Kernel machine use not-necessarily-Euclidean “reproducing” kernels, aka Mercer kernels to implicitly define convenient Hilbert “feature” spaces for your purpose. Alternatively you might like to make your Hilbert space basis explicit by doing a basis transform, or by taking your implicit feature map and approximating it but you don’t need to. In fact, the implicit space induced by your reproducing kernels might (in general will) look odd indeed, something with no finite dimensional representation. That’s the “trick” part.

TODO: clear explanation, less blather. Until then, see ScSm02, which is a very well-written textbook covering an unbelievable amount of ground without pausing to make a fuss fuss, or MaAm14, which is more narrowly focussed on just the Mercer-kernel part, or ChLi09 from an approximation-theory perspective.

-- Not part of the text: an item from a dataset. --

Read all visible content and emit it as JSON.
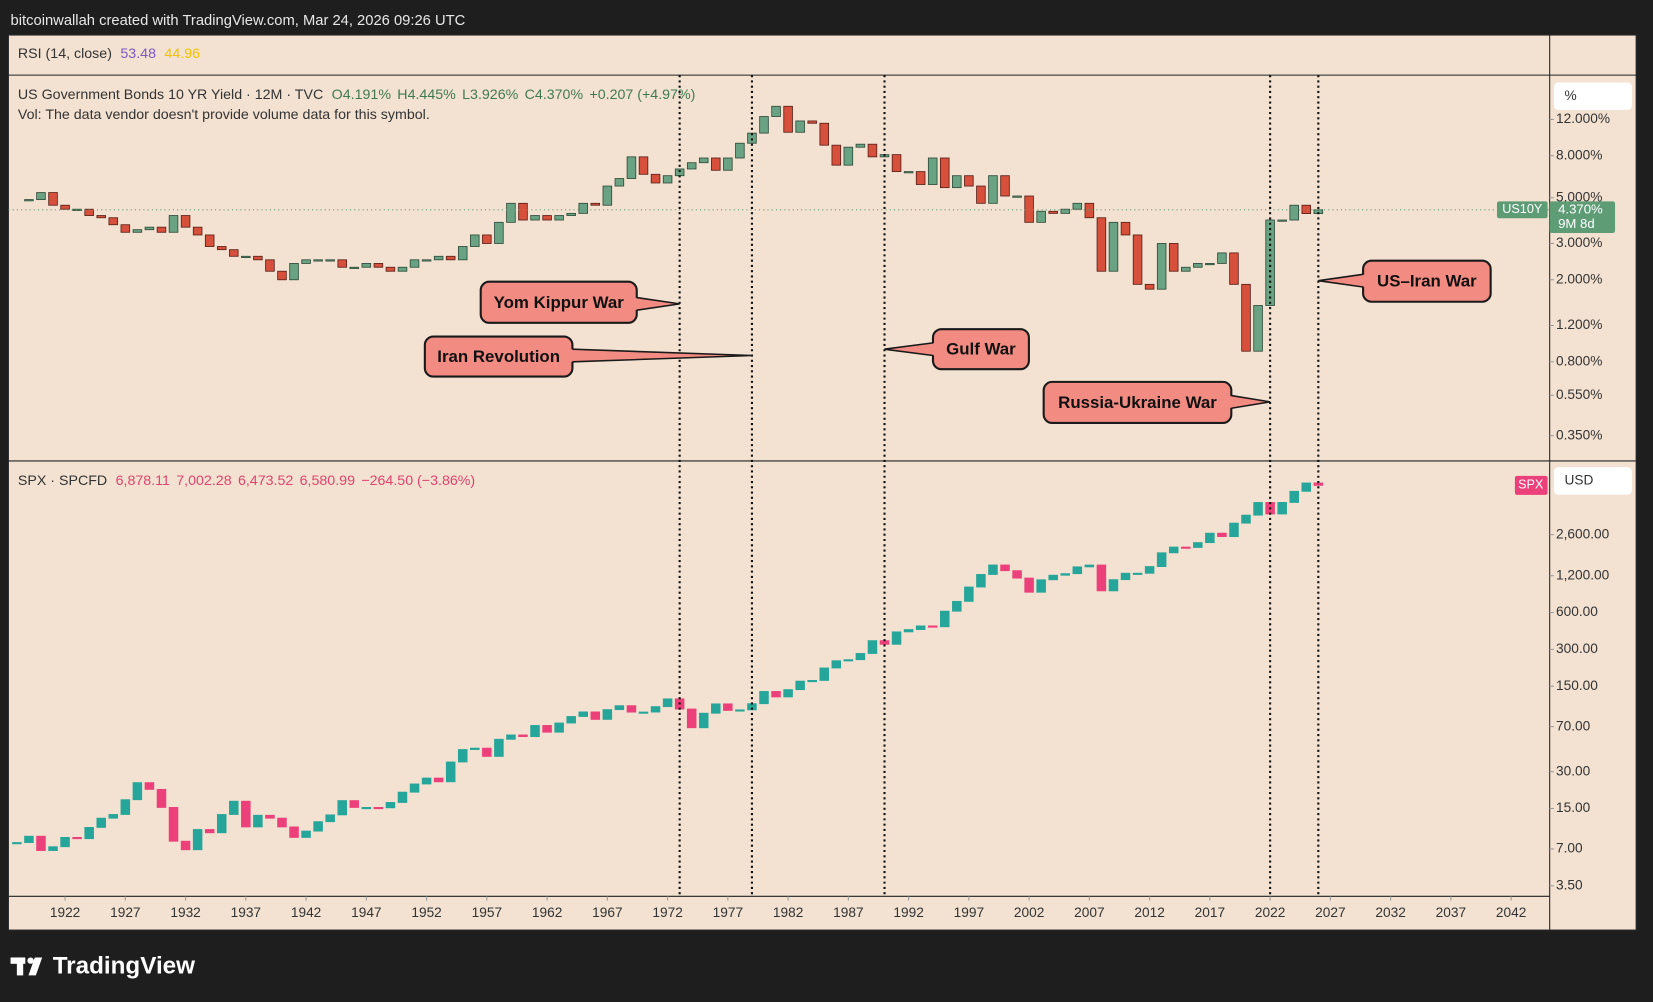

Spoiler: you upgrade your old boring linear algebra on finite (usually low-) dimensional spaces to sexy new curvy algebra on potentially-infinite-dimensional manifolds. Or, if you’d like, to apply statistical learning methods based on things with an obvious finite vector space representation (\(\mathbb{R}^n\)) to things without one (Sentences, piano-rolls, \(\mathcal{C}^d_\ell\)).

The other use that I’ve seen of the kernel trick is to show something clever about your learning method in terms of fancy kernel representations through formal mathematics. This one is nice to keep in mind, because practically, kernel methods have serious problems with scalability - problems that even afflict me with a mere \(N\simeq 10^5\) data points, since the Gram matrix of inner products might not admit of any accurate representation in less than the \(N(N-1)/2\) dimensions.

TODO: discuss covariance matrices, positive definite matrices, mention convenient nexus of SVMs and learning theory etc.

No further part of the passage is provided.